The existence of 'gender' suits Grin

Gender suits: The suit that can be fashioned in the style of your choice.

Birthday suits: The suit of the biological style that cannot be altered.

AlunWynsKnee · 07/04/2019 20:59

It's interesting that there seem to be some twitter responses saying they think some of us are non binary or agender but we we're in denial. Well no, we aren't in denial. We know full well we don't belong anywhere near the ends of Mermaids spectrum. We never did.
So how do the woke folk know whether we're genuine or not? How can they judge my feelings? How are they not being bigots themselves?
We learned to live without meeting the expectations of society.

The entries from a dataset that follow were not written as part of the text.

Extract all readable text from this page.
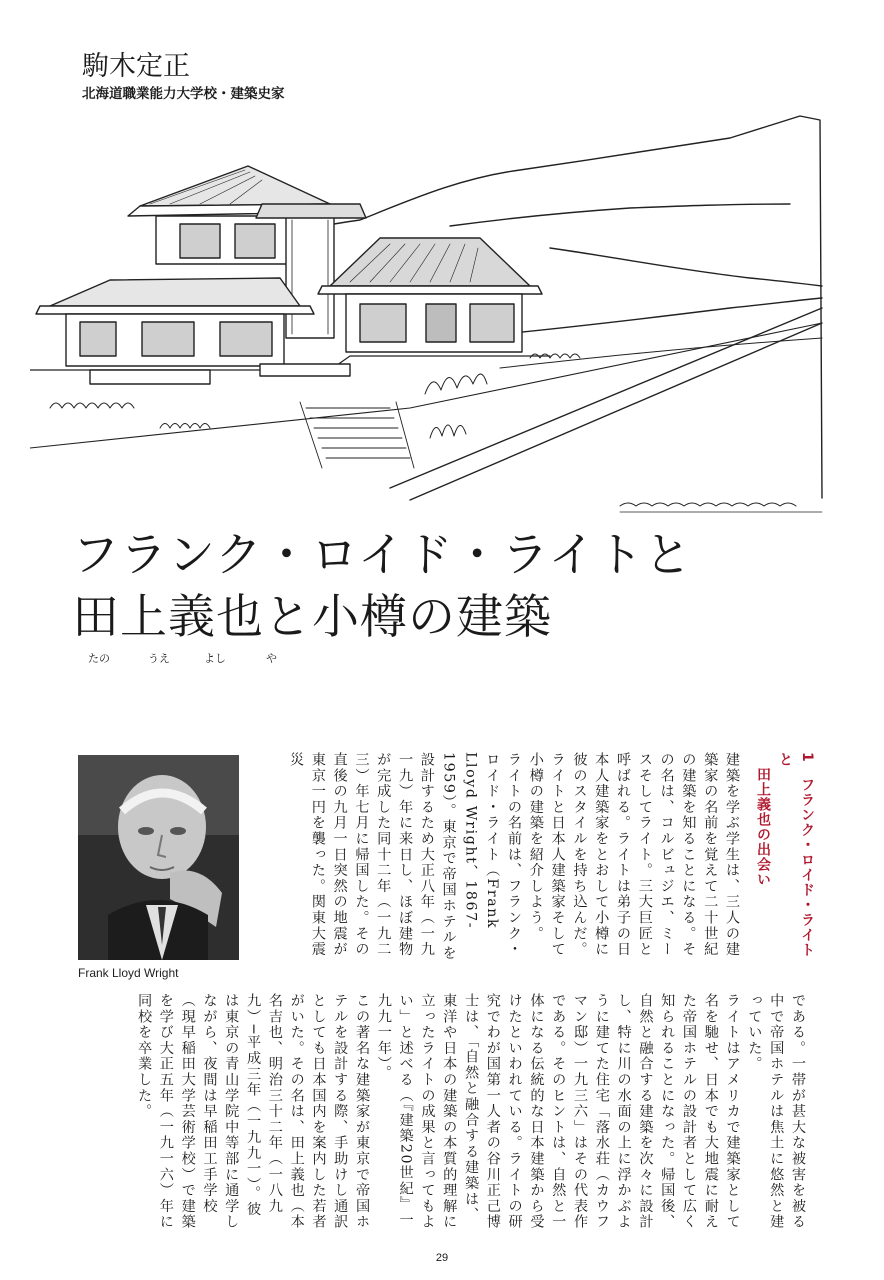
駒木定正
北海道職業能力大学校・建築史家
フランク・ロイド・ライトと
田上義也と小樽の建築
たの	うえ	よし	や
Frank Lloyd Wright

1　フランク・ロイド・ライトと

　田上義也の出会い

建築を学ぶ学生は、三人の建築家の名前を覚えて二十世紀の建築を知ることになる。その名は、コルビュジエ、ミースそしてライト。三大巨匠と呼ばれる。ライトは弟子の日本人建築家をとおして小樽に彼のスタイルを持ち込んだ。ライトと日本人建築家そして小樽の建築を紹介しよう。

ライトの名前は、フランク・ロイド・ライト（Frank Lloyd Wright、1867-1959）。東京で帝国ホテルを設計するため大正八年（一九一九）年に来日し、ほぼ建物が完成した同十二年（一九二三）年七月に帰国した。その直後の九月一日突然の地震が東京一円を襲った。関東大震災

である。一帯が甚大な被害を被る中で帝国ホテルは焦土に悠然と建っていた。

ライトはアメリカで建築家として名を馳せ、日本でも大地震に耐えた帝国ホテルの設計者として広く知られることになった。帰国後、自然と融合する建築を次々に設計し、特に川の水面の上に浮かぶように建てた住宅「落水荘（カウフマン邸）一九三六」はその代表作である。そのヒントは、自然と一体になる伝統的な日本建築から受けたといわれている。ライトの研究でわが国第一人者の谷川正己博士は、「自然と融合する建築は、東洋や日本の建築の本質的理解に立ったライトの成果と言ってもよい」と述べる（『建築20世紀』一九九一年）。

この著名な建築家が東京で帝国ホテルを設計する際、手助けし通訳としても日本国内を案内した若者がいた。その名は、田上義也（本名吉也、明治三十二年（一八九九）─平成三年（一九九一）。彼は東京の青山学院中等部に通学しながら、夜間は早稲田工手学校（現早稲田大学芸術学校）で建築を学び大正五年（一九一六）年に同校を卒業した。

29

We did that without surgery and dangerous medicine.

FloralBunting · 07/04/2019 21:06

Here's a conundrum for the wokesters - if we shouldn't fear male predators in women's spaces because no one would claim a label under the trans umbrella who wasn't in fact under the trans umbrella, then how can you possibly say we are not in earnest about being Genderfree?

It literally never happens.

BernardBlacksWineIcelolly · 07/04/2019 21:08

I never wanted to be a boy, or felt any particular affinity for 'boys things', but I always felt that I didn't understand the 'rules' for girls. I was too loud, too clumsy, too clever and not prepared to hide it, not pretty, not dainty or fussy or finicky. Not bothered by ragged nails or split ends. Spoke up in class when I shouldn't, didn't understand how others were feeling.

I realise now of course that all the other girls were probably floundering in the sea of gender based expectation just as badly as I was, I just wasn't sensitive enough to pick up their turmoil (another way of failing at femininity).

So yes, while my life has not been gender free - sexist discrimination and stereotypes have always affected me of course, inside I am gender free hence my bafflement at the expectations of me.

surely my experience of being gender free is as valid as the lived experience of others?

CaveMum · 07/04/2019 21:09

Post of the Day to wrathofVitriolKlop 😂

We should absolutely put together our own Tumblr glossary of Terms 😜

OVAgroundWOMBlingfree · 07/04/2019 21:12

Thanks for the screen shots!

wrathofVitriolKlop · 07/04/2019 21:18

Why thank you CaveMum

(Although I found gender suits hiding in one of Errol's posts)

Somerville1234 · 07/04/2019 21:23

I feel exposed on this thread but I could really do with some sisterly chat, if anyone can bear it. Started a thread in the other place.